There is an excellent issue of Statistical Science that address the James-Stein phenomena from various aspects.
https://www.jstor.org/stable/i23208816

Question **What does it mean that a James-Stein estimator beats least squares estimator?**

It means that the JS estimator has a smaller risk than LSE w.r.t. a
prescribed risk function $R(\delta)=E_{\theta}L(\delta,\theta)$; which
is equivalent to say that if we choose $L^2$ loss function, then when
the dimension is higher than 3, the LSE for the mean is no longer
admissible. The only admissible estimator should be JS estimator.

*The original JS estimator assumes multi-dimensional Gaussian distribution.* But later with consideration of admissibility, there are various cases where shirkage estimator(JS estimator) actually beats the LSE(also MLE) and other frequentist estimators. And "beating" also depends on the $L^2$ loss function you choose, and hence the risk function $R$ you choose for this decision problem. To illustrate this point, we consider Gaussian case with $L^2$ loss function in the explanation below.

There are two approaches that seem very intuitive to me.

**(1)Linkage between JS estimator and the Diffusion process.**

Brown [1] pointed out that under the framework of decision theory, it could be shown that the admissibility and the recurrence of Brownian motion is equivalent. Moreover, Brown shown in his major theorem that via a variational minimization problem, the admissibility of an estimator can be discussed using recurrence of corresponding Brownian motion. Such a variational approach can be extended to various other situations.

**Theorem 5.1 in [1]**, modified. A necessary condition for $\delta$ to be
admissible with given risk $R$ is that there exists a non-negative measure $F$ s.t. its
density $f^{*}<\infty$ and $\delta(x)=\delta_{F}(x)$(generalized Bayes
rule w.r.t. F) for almost all $x\in E^{m}$ w.r.t. Lebesgue measure.
Furthermore

(A) If $\{Z_{t}\}$ is transient then $\delta$ is inadmissible.

(B) If $\{Z_{t}\}$ is recurrent and the risk set w.r.t. $R$ is bounded uniformly
then $\delta$ is inadmissible.

where $\{Z_{t}\}$ is the diffusion process in $E^{m}$ along with its
infinitesimal generator with local mean
$\nabla(logf^{*})=\delta_{F}(x)-x$ and a local variance covariance
matrix $2I$.

Therefore since 1d and 2d Brownian motions are recurrent, so is the mean estimator; but when it goes to 3d, Brownian motions are transient and hence mean estimators are no longer admissible and beaten by JS estimator.

This is probably one of the most celebrated results derived from Bayesian statistics and it integrated the stochastic process so seamlessly that I believe it even lead to later MCMC simulation developments.

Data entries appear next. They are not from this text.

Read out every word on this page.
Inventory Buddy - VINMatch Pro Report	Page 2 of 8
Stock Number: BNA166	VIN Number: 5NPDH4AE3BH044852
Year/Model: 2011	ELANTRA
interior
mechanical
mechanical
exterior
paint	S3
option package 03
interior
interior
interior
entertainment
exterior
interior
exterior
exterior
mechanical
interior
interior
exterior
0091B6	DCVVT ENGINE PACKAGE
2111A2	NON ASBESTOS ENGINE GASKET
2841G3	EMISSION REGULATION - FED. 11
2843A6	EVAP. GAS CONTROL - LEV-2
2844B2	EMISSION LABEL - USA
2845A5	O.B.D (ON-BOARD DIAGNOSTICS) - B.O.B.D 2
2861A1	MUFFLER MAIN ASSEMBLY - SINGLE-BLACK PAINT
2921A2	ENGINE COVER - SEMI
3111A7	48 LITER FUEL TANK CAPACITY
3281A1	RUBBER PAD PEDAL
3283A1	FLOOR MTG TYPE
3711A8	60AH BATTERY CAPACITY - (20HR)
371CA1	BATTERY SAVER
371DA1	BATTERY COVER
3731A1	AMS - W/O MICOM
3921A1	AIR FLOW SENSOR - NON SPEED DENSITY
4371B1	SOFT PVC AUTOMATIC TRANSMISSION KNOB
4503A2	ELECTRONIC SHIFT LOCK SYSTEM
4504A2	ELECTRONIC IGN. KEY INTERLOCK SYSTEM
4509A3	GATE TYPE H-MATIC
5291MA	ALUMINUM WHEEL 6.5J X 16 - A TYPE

**(2)Geometric interpretation of JS estimator.**(taught by Prof.M.P. :)

Zhao and Brown [3] pointed out that if we restricted ourselves to spherically symmetric estimators, then the naive geometric optimal estimator derived from simple Euclidean geometry $$\delta_{NGO}(Z)=\left[1-\frac{p-1}{\left\Vert Z\right\Vert ^{2}}\right]Z$$ is providing exact amount of shrinkage as JS estimator did. This approach is intuitive in sense that spherical symmetric estimators of the form $\delta(X)=\tau(\|X\|)X$ with a scalar function $\tau$, the key of using this class of estimators is that (i) By admissibility consideration, estimators that are not spherically symmetric are inadmissible (ii) By structure of the spherical estimator, it provides a natural geometry that is isometric to Euclidean geometry. By (i)(ii), the problem of choosing an admissible estimator becomes a "compass-and-ruler" problem of geometry. Amazing!

**Reference**

[1]Brown, Lawrence D. "Admissible estimators, recurrent diffusions, and insoluble boundary value problems." The Annals of Mathematical Statistics 42.3 (1971): 855-903. http://projecteuclid.org/euclid.aoms/1177693318

[2]https://stats.stackexchange.com/questions/13494/intuition-behind-why-steins-paradox-only-applies-in-dimensions-ge-3

[3]Brown, Lawrence D., and Linda H. Zhao. "A Geometrical Explanation of Stein Shrinkage." Statistical Science (2012): 24-30.